Thursday, February 02, 2006

Just a Typical Day at the Office

California rolls long since devoured, we lingered over tea and fortune cookies, watching the blue sky give way to dusk, neither of us feeling any particular urge to return to the hospital. Consciously reminding myself that this trip was not just an excuse to have dinner with my brother, I take the lead, “Well, we should think about getting back. She’s probably going to wonder where we are.”

“Yep. Head ‘em up.” Alex delivers my father’s famous line. Funny how that happens, the way our language gets shaped by our parents’ tongues. The thought, we both have his nose, flickers across my mind.


Finally, I can’t avoid it any longer. The reality is this is not a dinner date with my brother. Last night mom suffered a stroke.

This wasn’t a warning shot. This is it. She’s lying in a hospital bed and she can’t swallow applesauce without choking and they still don’t know if the bleeding has stopped and I’m eating sushi. What exactly is wrong with this picture?!

“So, how are you with this? I mean…” Focusing on the road ahead, I struggle to find the question I want to ask Alex, hoping his answer will help me make sense of what I am most certainly not feeling right now.

He shrugs, “You know, I’m really not feeling much of anything to tell you the truth. I deal with trauma every single day. You just get used to it after a while. It’s another day at the office for me.”

“But she’s our mother.”

“Yeah, go figure.”


I don’t say anything, focusing on the road ahead, lips pursed.

Alex senses the change in my mood. “So, what’s the problem?”

“The problem is that she may never be able to go home. The problem is that we’re the only local kids and I’m the oldest daughter and she’s going to need help. The problem is that I’m supposed to care. Right? I mean I’m supposed to care a lot more than I do. But I don’t. I can’t find it anywhere in me.”

“Maybe it’s just different with daughters. Or maybe it’s because you’ve always been harder on yourself than I have with this kind of thing. I know it sounds cruel but she’s made her own bed here and we all saw it coming. I’ll do what’s required of me but you can’t feel what you don’t feel. That’s a fool’s errand if you ask me.”

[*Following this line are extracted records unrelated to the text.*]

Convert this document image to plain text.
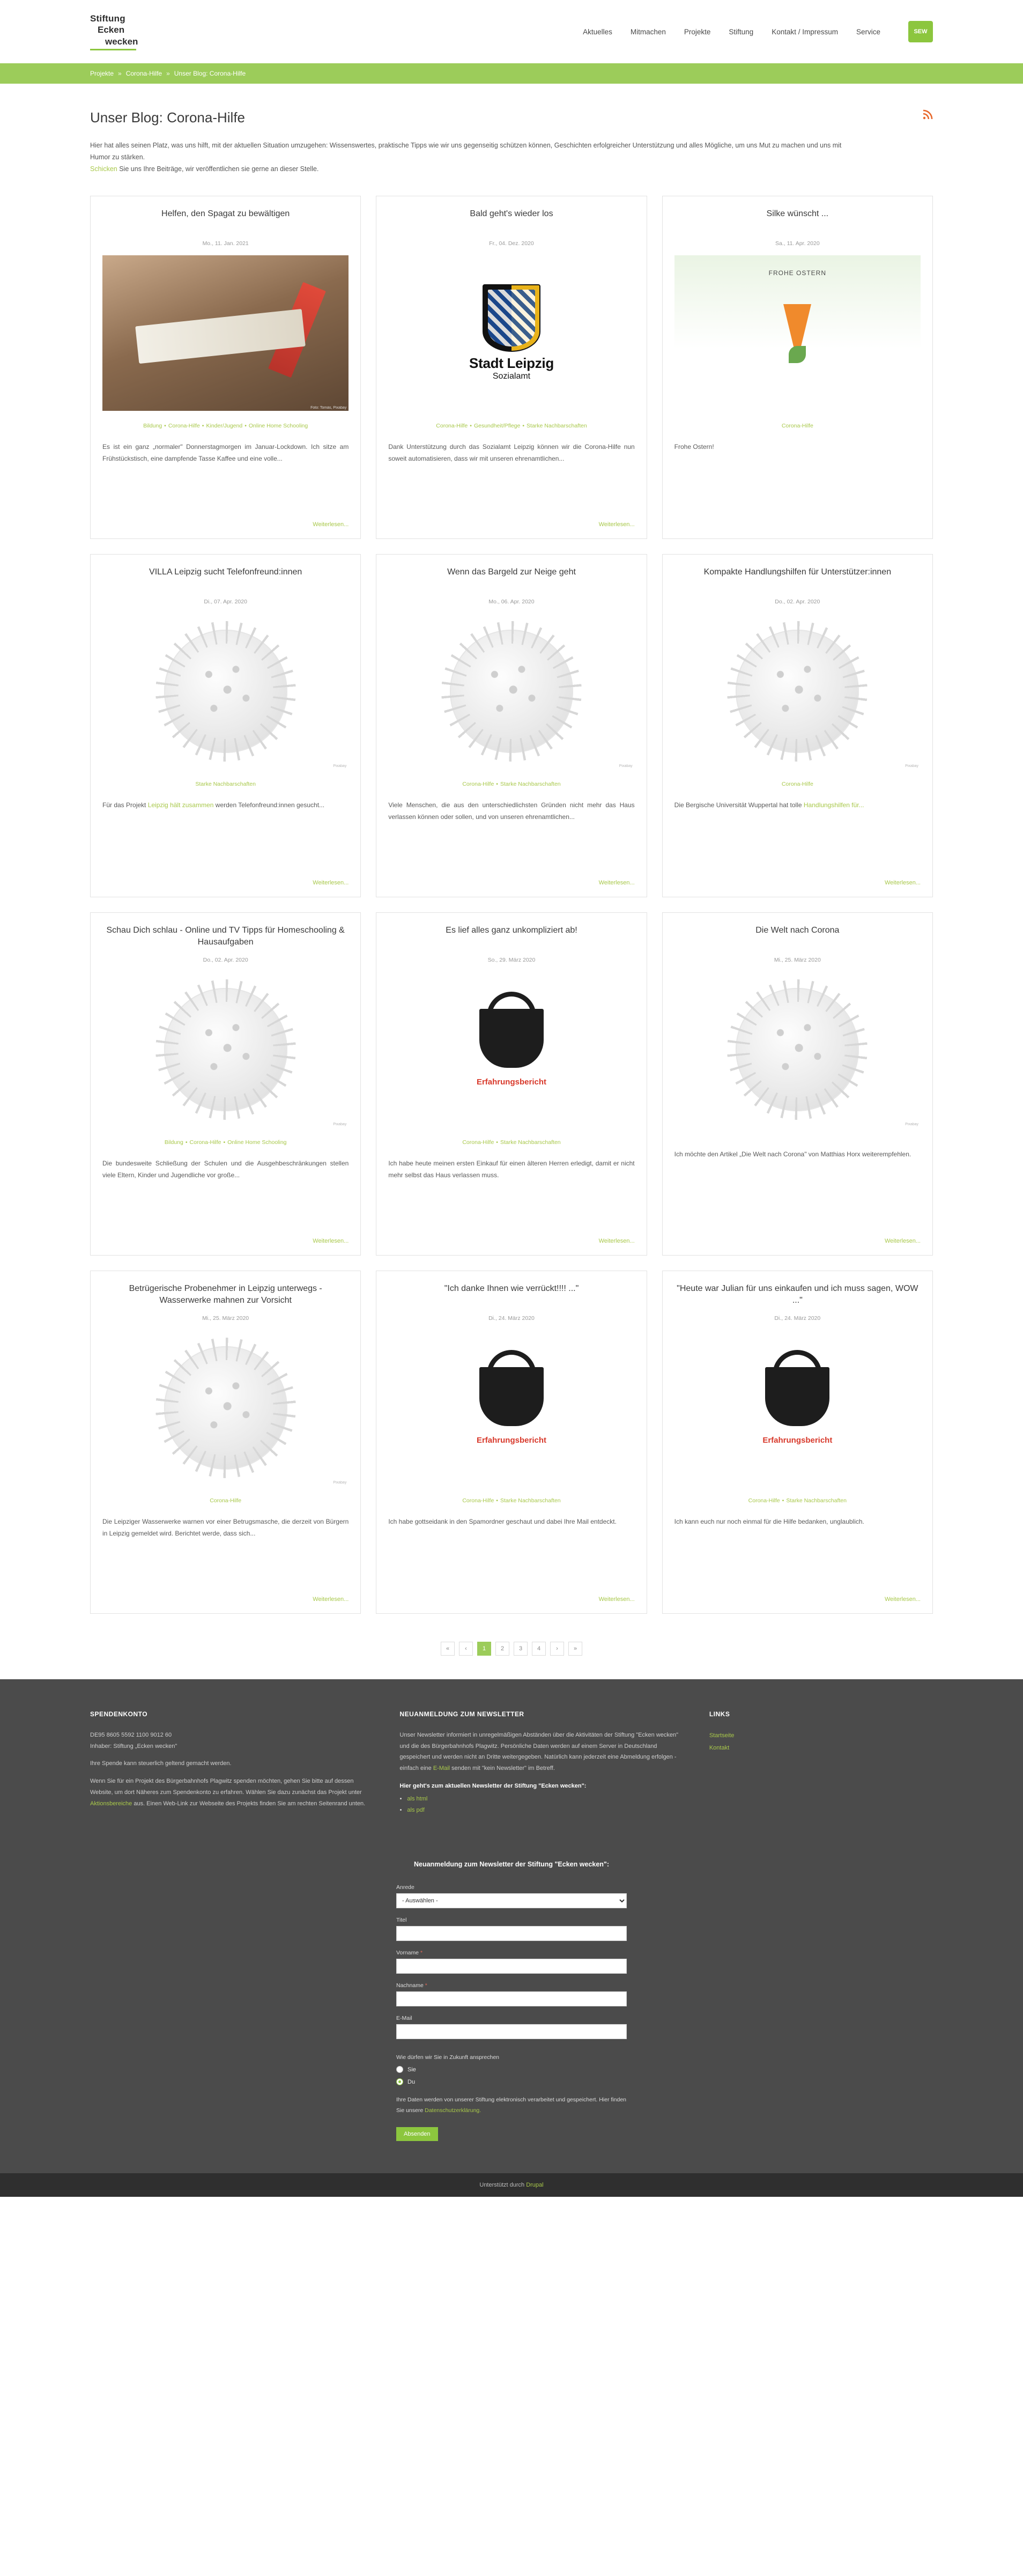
Stiftung
Ecken
wecken
Aktuelles	Mitmachen	Projekte	Stiftung	Kontakt / Impressum	Service	SEW
Projekte » Corona-Hilfe » Unser Blog: Corona-Hilfe
Unser Blog: Corona-Hilfe
Hier hat alles seinen Platz, was uns hilft, mit der aktuellen Situation umzugehen: Wissenswertes, praktische Tipps wie wir uns gegenseitig schützen können, Geschichten erfolgreicher Unterstützung und alles Mögliche, um uns Mut zu machen und uns mit Humor zu stärken.
Schicken Sie uns Ihre Beiträge, wir veröffentlichen sie gerne an dieser Stelle.
Helfen, den Spagat zu bewältigen
Mo., 11. Jan. 2021
Foto: Tomás, Pixabay
Bildung • Corona-Hilfe • Kinder/Jugend • Online Home Schooling
Es ist ein ganz „normaler" Donnerstagmorgen im Januar-Lockdown. Ich sitze am Frühstückstisch, eine dampfende Tasse Kaffee und eine volle...
Weiterlesen...
Bald geht's wieder los
Fr., 04. Dez. 2020
Stadt Leipzig
Sozialamt
Corona-Hilfe • Gesundheit/Pflege • Starke Nachbarschaften
Dank Unterstützung durch das Sozialamt Leipzig können wir die Corona-Hilfe nun soweit automatisieren, dass wir mit unseren ehrenamtlichen...
Weiterlesen...
Silke wünscht ...
Sa., 11. Apr. 2020
FROHE OSTERN
Corona-Hilfe
Frohe Ostern!
VILLA Leipzig sucht Telefonfreund:innen
Di., 07. Apr. 2020
Pixabay
Starke Nachbarschaften
Für das Projekt Leipzig hält zusammen werden Telefonfreund:innen gesucht...
Weiterlesen...
Wenn das Bargeld zur Neige geht
Mo., 06. Apr. 2020
Pixabay
Corona-Hilfe • Starke Nachbarschaften
Viele Menschen, die aus den unterschiedlichsten Gründen nicht mehr das Haus verlassen können oder sollen, und von unseren ehrenamtlichen...
Weiterlesen...
Kompakte Handlungshilfen für Unterstützer:innen
Do., 02. Apr. 2020
Pixabay
Corona-Hilfe
Die Bergische Universität Wuppertal hat tolle Handlungshilfen für...
Weiterlesen...
Schau Dich schlau - Online und TV Tipps für Homeschooling & Hausaufgaben
Do., 02. Apr. 2020
Pixabay
Bildung • Corona-Hilfe • Online Home Schooling
Die bundesweite Schließung der Schulen und die Ausgehbeschränkungen stellen viele Eltern, Kinder und Jugendliche vor große...
Weiterlesen...
Es lief alles ganz unkompliziert ab!
So., 29. März 2020
Erfahrungsbericht
Corona-Hilfe • Starke Nachbarschaften
Ich habe heute meinen ersten Einkauf für einen älteren Herren erledigt, damit er nicht mehr selbst das Haus verlassen muss.
Weiterlesen...
Die Welt nach Corona
Mi., 25. März 2020
Pixabay
Ich möchte den Artikel „Die Welt nach Corona" von Matthias Horx weiterempfehlen.
Weiterlesen...
Betrügerische Probenehmer in Leipzig unterwegs - Wasserwerke mahnen zur Vorsicht
Mi., 25. März 2020
Pixabay
Corona-Hilfe
Die Leipziger Wasserwerke warnen vor einer Betrugsmasche, die derzeit von Bürgern in Leipzig gemeldet wird. Berichtet werde, dass sich...
Weiterlesen...
"Ich danke Ihnen wie verrückt!!!! ..."
Di., 24. März 2020
Erfahrungsbericht
Corona-Hilfe • Starke Nachbarschaften
Ich habe gottseidank in den Spamordner geschaut und dabei Ihre Mail entdeckt.
Weiterlesen...
"Heute war Julian für uns einkaufen und ich muss sagen, WOW ..."
Di., 24. März 2020
Erfahrungsbericht
Corona-Hilfe • Starke Nachbarschaften
Ich kann euch nur noch einmal für die Hilfe bedanken, unglaublich.
Weiterlesen...
«	‹	1	2	3	4	›	»
SPENDENKONTO
DE95 8605 5592 1100 9012 60
Inhaber: Stiftung „Ecken wecken"
Ihre Spende kann steuerlich geltend gemacht werden.
Wenn Sie für ein Projekt des Bürgerbahnhofs Plagwitz spenden möchten, gehen Sie bitte auf dessen Website, um dort Näheres zum Spendenkonto zu erfahren. Wählen Sie dazu zunächst das Projekt unter Aktionsbereiche aus. Einen Web-Link zur Webseite des Projekts finden Sie am rechten Seitenrand unten.
NEUANMELDUNG ZUM NEWSLETTER
Unser Newsletter informiert in unregelmäßigen Abständen über die Aktivitäten der Stiftung "Ecken wecken" und die des Bürgerbahnhofs Plagwitz. Persönliche Daten werden auf einem Server in Deutschland gespeichert und werden nicht an Dritte weitergegeben. Natürlich kann jederzeit eine Abmeldung erfolgen - einfach eine E-Mail senden mit "kein Newsletter" im Betreff.
Hier geht's zum aktuellen Newsletter der Stiftung "Ecken wecken":
• als html
• als pdf
LINKS
Startseite
Kontakt
Neuanmeldung zum Newsletter der Stiftung "Ecken wecken":
Anrede
- Auswählen -
Titel
Vorname *
Nachname *
E-Mail
Wie dürfen wir Sie in Zukunft ansprechen
Sie
Du
Ihre Daten werden von unserer Stiftung elektronisch verarbeitet und gespeichert. Hier finden Sie unsere Datenschutzerklärung.
Absenden
Unterstützt durch Drupal
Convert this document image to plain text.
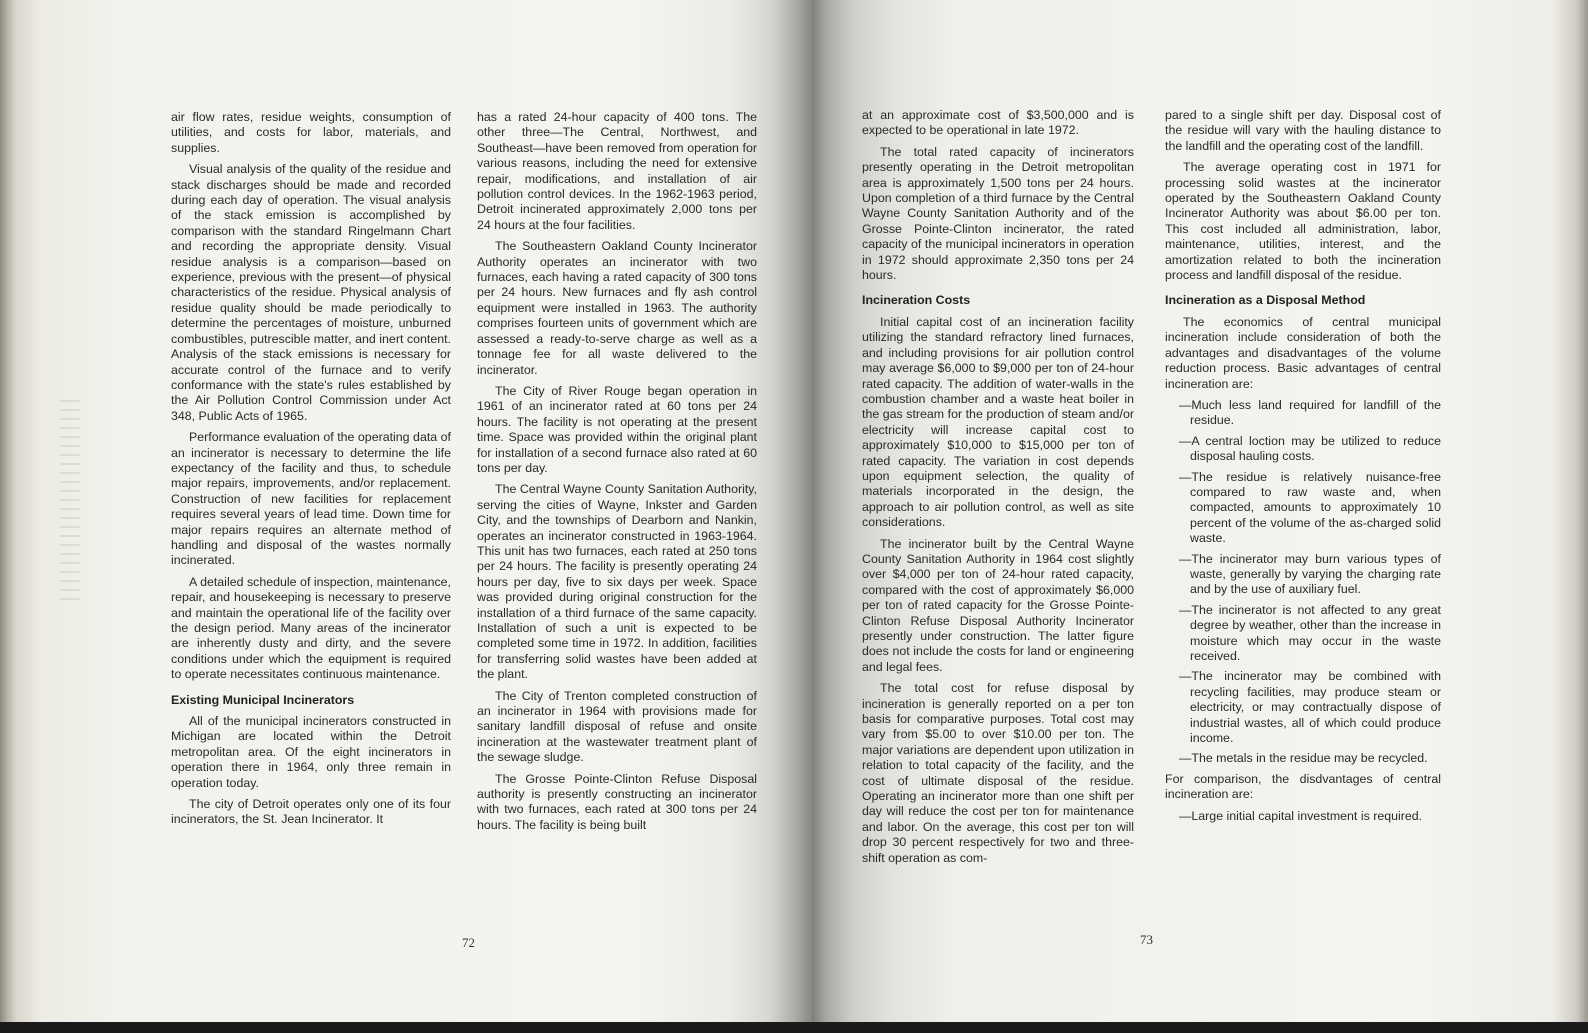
air flow rates, residue weights, consumption of utilities, and costs for labor, materials, and supplies.

Visual analysis of the quality of the residue and stack discharges should be made and recorded during each day of operation. The visual analysis of the stack emission is accomplished by comparison with the standard Ringelmann Chart and recording the appropriate density. Visual residue analysis is a comparison—based on experience, previous with the present—of physical characteristics of the residue. Physical analysis of residue quality should be made periodically to determine the percentages of moisture, unburned combustibles, putrescible matter, and inert content. Analysis of the stack emissions is necessary for accurate control of the furnace and to verify conformance with the state's rules established by the Air Pollution Control Commission under Act 348, Public Acts of 1965.

Performance evaluation of the operating data of an incinerator is necessary to determine the life expectancy of the facility and thus, to schedule major repairs, improvements, and/or replacement. Construction of new facilities for replacement requires several years of lead time. Down time for major repairs requires an alternate method of handling and disposal of the wastes normally incinerated.

A detailed schedule of inspection, maintenance, repair, and housekeeping is necessary to preserve and maintain the operational life of the facility over the design period. Many areas of the incinerator are inherently dusty and dirty, and the severe conditions under which the equipment is required to operate necessitates continuous maintenance.

Existing Municipal Incinerators

All of the municipal incinerators constructed in Michigan are located within the Detroit metropolitan area. Of the eight incinerators in operation there in 1964, only three remain in operation today.

The city of Detroit operates only one of its four incinerators, the St. Jean Incinerator. It

has a rated 24-hour capacity of 400 tons. The other three—The Central, Northwest, and Southeast—have been removed from operation for various reasons, including the need for extensive repair, modifications, and installation of air pollution control devices. In the 1962-1963 period, Detroit incinerated approximately 2,000 tons per 24 hours at the four facilities.

The Southeastern Oakland County Incinerator Authority operates an incinerator with two furnaces, each having a rated capacity of 300 tons per 24 hours. New furnaces and fly ash control equipment were installed in 1963. The authority comprises fourteen units of government which are assessed a ready-to-serve charge as well as a tonnage fee for all waste delivered to the incinerator.

The City of River Rouge began operation in 1961 of an incinerator rated at 60 tons per 24 hours. The facility is not operating at the present time. Space was provided within the original plant for installation of a second furnace also rated at 60 tons per day.

The Central Wayne County Sanitation Authority, serving the cities of Wayne, Inkster and Garden City, and the townships of Dearborn and Nankin, operates an incinerator constructed in 1963-1964. This unit has two furnaces, each rated at 250 tons per 24 hours. The facility is presently operating 24 hours per day, five to six days per week. Space was provided during original construction for the installation of a third furnace of the same capacity. Installation of such a unit is expected to be completed some time in 1972. In addition, facilities for transferring solid wastes have been added at the plant.

The City of Trenton completed construction of an incinerator in 1964 with provisions made for sanitary landfill disposal of refuse and onsite incineration at the wastewater treatment plant of the sewage sludge.

The Grosse Pointe-Clinton Refuse Disposal authority is presently constructing an incinerator with two furnaces, each rated at 300 tons per 24 hours. The facility is being built

72	73

at an approximate cost of $3,500,000 and is expected to be operational in late 1972.

The total rated capacity of incinerators presently operating in the Detroit metropolitan area is approximately 1,500 tons per 24 hours. Upon completion of a third furnace by the Central Wayne County Sanitation Authority and of the Grosse Pointe-Clinton incinerator, the rated capacity of the municipal incinerators in operation in 1972 should approximate 2,350 tons per 24 hours.

Incineration Costs

Initial capital cost of an incineration facility utilizing the standard refractory lined furnaces, and including provisions for air pollution control may average $6,000 to $9,000 per ton of 24-hour rated capacity. The addition of water-walls in the combustion chamber and a waste heat boiler in the gas stream for the production of steam and/or electricity will increase capital cost to approximately $10,000 to $15,000 per ton of rated capacity. The variation in cost depends upon equipment selection, the quality of materials incorporated in the design, the approach to air pollution control, as well as site considerations.

The incinerator built by the Central Wayne County Sanitation Authority in 1964 cost slightly over $4,000 per ton of 24-hour rated capacity, compared with the cost of approximately $6,000 per ton of rated capacity for the Grosse Pointe-Clinton Refuse Disposal Authority Incinerator presently under construction. The latter figure does not include the costs for land or engineering and legal fees.

The total cost for refuse disposal by incineration is generally reported on a per ton basis for comparative purposes. Total cost may vary from $5.00 to over $10.00 per ton. The major variations are dependent upon utilization in relation to total capacity of the facility, and the cost of ultimate disposal of the residue. Operating an incinerator more than one shift per day will reduce the cost per ton for maintenance and labor. On the average, this cost per ton will drop 30 percent respectively for two and three-shift operation as com-

pared to a single shift per day. Disposal cost of the residue will vary with the hauling distance to the landfill and the operating cost of the landfill.

The average operating cost in 1971 for processing solid wastes at the incinerator operated by the Southeastern Oakland County Incinerator Authority was about $6.00 per ton. This cost included all administration, labor, maintenance, utilities, interest, and the amortization related to both the incineration process and landfill disposal of the residue.

Incineration as a Disposal Method

The economics of central municipal incineration include consideration of both the advantages and disadvantages of the volume reduction process. Basic advantages of central incineration are:

—Much less land required for landfill of the residue.
—A central loction may be utilized to reduce disposal hauling costs.
—The residue is relatively nuisance-free compared to raw waste and, when compacted, amounts to approximately 10 percent of the volume of the as-charged solid waste.
—The incinerator may burn various types of waste, generally by varying the charging rate and by the use of auxiliary fuel.
—The incinerator is not affected to any great degree by weather, other than the increase in moisture which may occur in the waste received.
—The incinerator may be combined with recycling facilities, may produce steam or electricity, or may contractually dispose of industrial wastes, all of which could produce income.
—The metals in the residue may be recycled.

For comparison, the disdvantages of central incineration are:

—Large initial capital investment is required.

She absolutely did this to herself, he’s right. How many conversations did we have about this very thing? I can just walk away. Let her be a ward of the State. That’s what those programs are for.

I feel my jaw tighten. “You’re right. You’re absolutely right. I’ll just do what I have to do and that’s it. I’m not going to worry about it.”

And what the hell does that mean, “do what I have to do?” WHAT do I have to do? He makes it look so easy.

So there we were, just the two of us and our one-armed monkey driving into the sunset. Slightly anti-social, more than slightly cynical, self-raised and we just didn’t give a fuck. It isn’t that we were bad kids or bad adults for that matter. In fact, we both devoted ourselves to serving others. Even in our cynicism we knew how to laugh, and we did so heartily and often. We knew how to be loyal and loving but in the end we expected the world to shrug us off.


We knew it wouldn’t be anything personal. That’s just how the world does.